“Yessir,” said the boy; “I took up his bag, and he gimme a quarter, just like any nice gent would. ’N’en I come downstairs, and after while the gent’s bell rang, and I went up, and he wanted ice water. He was in his shirt sleeves then, jes’ gittin’ ready for bed. So I took up the water, and he said, ‘Thank you,’ real pleasant-like, and gimme a dime. He’s a awful nice man, he is. He had his shoes off that time, ’most ready for bed. And that’s all I know about it.”
All this was nothing more nor less than Fessenden had expected. He had asked the questions merely for the satisfaction of having verbal corroboration of Tom’s own story.
With thanks to Mr. Taylor, and a more material token of appreciation to the boy, he went away.
On reaching the coroner’s office, he was told that Mr. Benson was not in. Fessenden was sorry, for he wanted to discuss the Morton episode with him. He thought of going to Lawyer Peabody’s, who would know all about Miss Van Norman’s will, but as he sauntered through one of the few streets the village possessed, he was rather pleased than otherwise to see Kitty French walking toward him.
She greeted him with apparent satisfaction, and said chummily, “Let’s walk along together and talk it over.”
Immediately coroner and lawyer faded from Rob’s mind, he willingly fell into step beside her, and they walked along the street which soon merged itself into a pleasant country road.
Fessenden told Kitty of his conversation at the inn, but she agreed that it was unimportant.

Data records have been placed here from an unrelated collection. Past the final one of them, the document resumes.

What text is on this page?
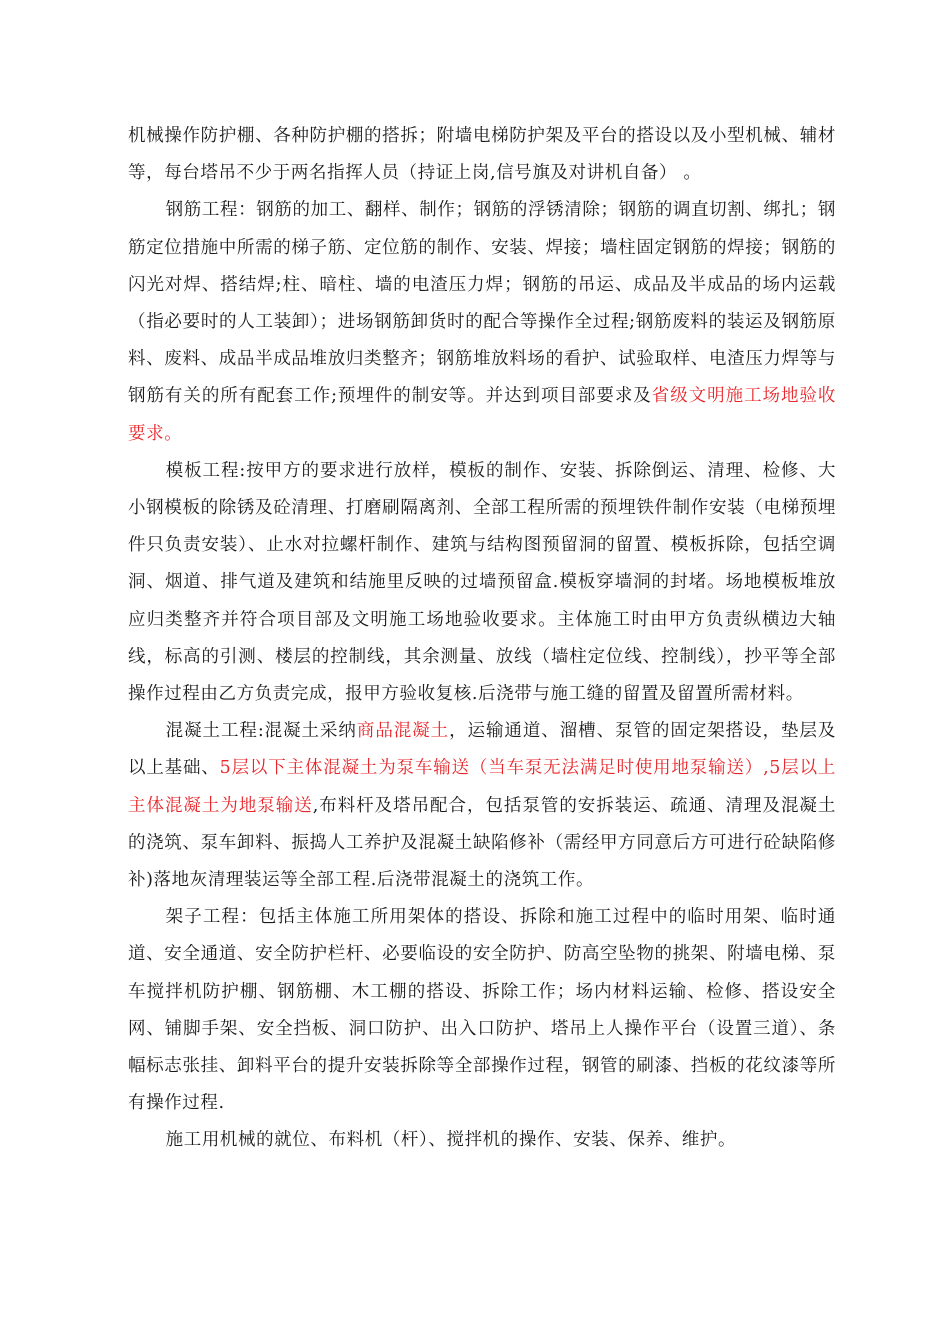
机械操作防护棚、各种防护棚的搭拆；附墙电梯防护架及平台的搭设以及小型机械、辅材等，每台塔吊不少于两名指挥人员（持证上岗,信号旗及对讲机自备） 。

钢筋工程：钢筋的加工、翻样、制作；钢筋的浮锈清除；钢筋的调直切割、绑扎；钢筋定位措施中所需的梯子筋、定位筋的制作、安装、焊接；墙柱固定钢筋的焊接；钢筋的闪光对焊、搭结焊;柱、暗柱、墙的电渣压力焊；钢筋的吊运、成品及半成品的场内运载（指必要时的人工装卸）；进场钢筋卸货时的配合等操作全过程;钢筋废料的装运及钢筋原料、废料、成品半成品堆放归类整齐；钢筋堆放料场的看护、试验取样、电渣压力焊等与钢筋有关的所有配套工作;预埋件的制安等。并达到项目部要求及省级文明施工场地验收要求。

模板工程:按甲方的要求进行放样，模板的制作、安装、拆除倒运、清理、检修、大小钢模板的除锈及砼清理、打磨刷隔离剂、全部工程所需的预埋铁件制作安装（电梯预埋件只负责安装）、止水对拉螺杆制作、建筑与结构图预留洞的留置、模板拆除，包括空调洞、烟道、排气道及建筑和结施里反映的过墙预留盒.模板穿墙洞的封堵。场地模板堆放应归类整齐并符合项目部及文明施工场地验收要求。主体施工时由甲方负责纵横边大轴线，标高的引测、楼层的控制线，其余测量、放线（墙柱定位线、控制线），抄平等全部操作过程由乙方负责完成，报甲方验收复核.后浇带与施工缝的留置及留置所需材料。

混凝土工程:混凝土采纳商品混凝土，运输通道、溜槽、泵管的固定架搭设，垫层及以上基础、5层以下主体混凝土为泵车输送（当车泵无法满足时使用地泵输送）,5层以上主体混凝土为地泵输送,布料杆及塔吊配合，包括泵管的安拆装运、疏通、清理及混凝土的浇筑、泵车卸料、振捣人工养护及混凝土缺陷修补（需经甲方同意后方可进行砼缺陷修补)落地灰清理装运等全部工程.后浇带混凝土的浇筑工作。

架子工程：包括主体施工所用架体的搭设、拆除和施工过程中的临时用架、临时通道、安全通道、安全防护栏杆、必要临设的安全防护、防高空坠物的挑架、附墙电梯、泵车搅拌机防护棚、钢筋棚、木工棚的搭设、拆除工作；场内材料运输、检修、搭设安全网、铺脚手架、安全挡板、洞口防护、出入口防护、塔吊上人操作平台（设置三道）、条幅标志张挂、卸料平台的提升安装拆除等全部操作过程，钢管的刷漆、挡板的花纹漆等所有操作过程.

施工用机械的就位、布料机（杆）、搅拌机的操作、安装、保养、维护。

“Of course,” she said, “I suppose it was a good thing to have some one else say the same as Tom said, but as Tom wasn’t even in the house, I don’t see as he is in the mystery at all. But there’s no use of looking further for the criminal. It was Schuyler Carleton, just as sure as I stand here.”
Kitty very surely stood there. They had paused beneath an old willow tree by the side of the road, and Kitty, leaning against a rail fence, looked like a very sweet and winsome Portia, determined to mete out justice.
Though he was himself convinced that he was an unprejudiced seeker after truth, at that moment Robert Fessenden found himself very much swayed by the opinions of the pretty, impetuous girl who addressed him.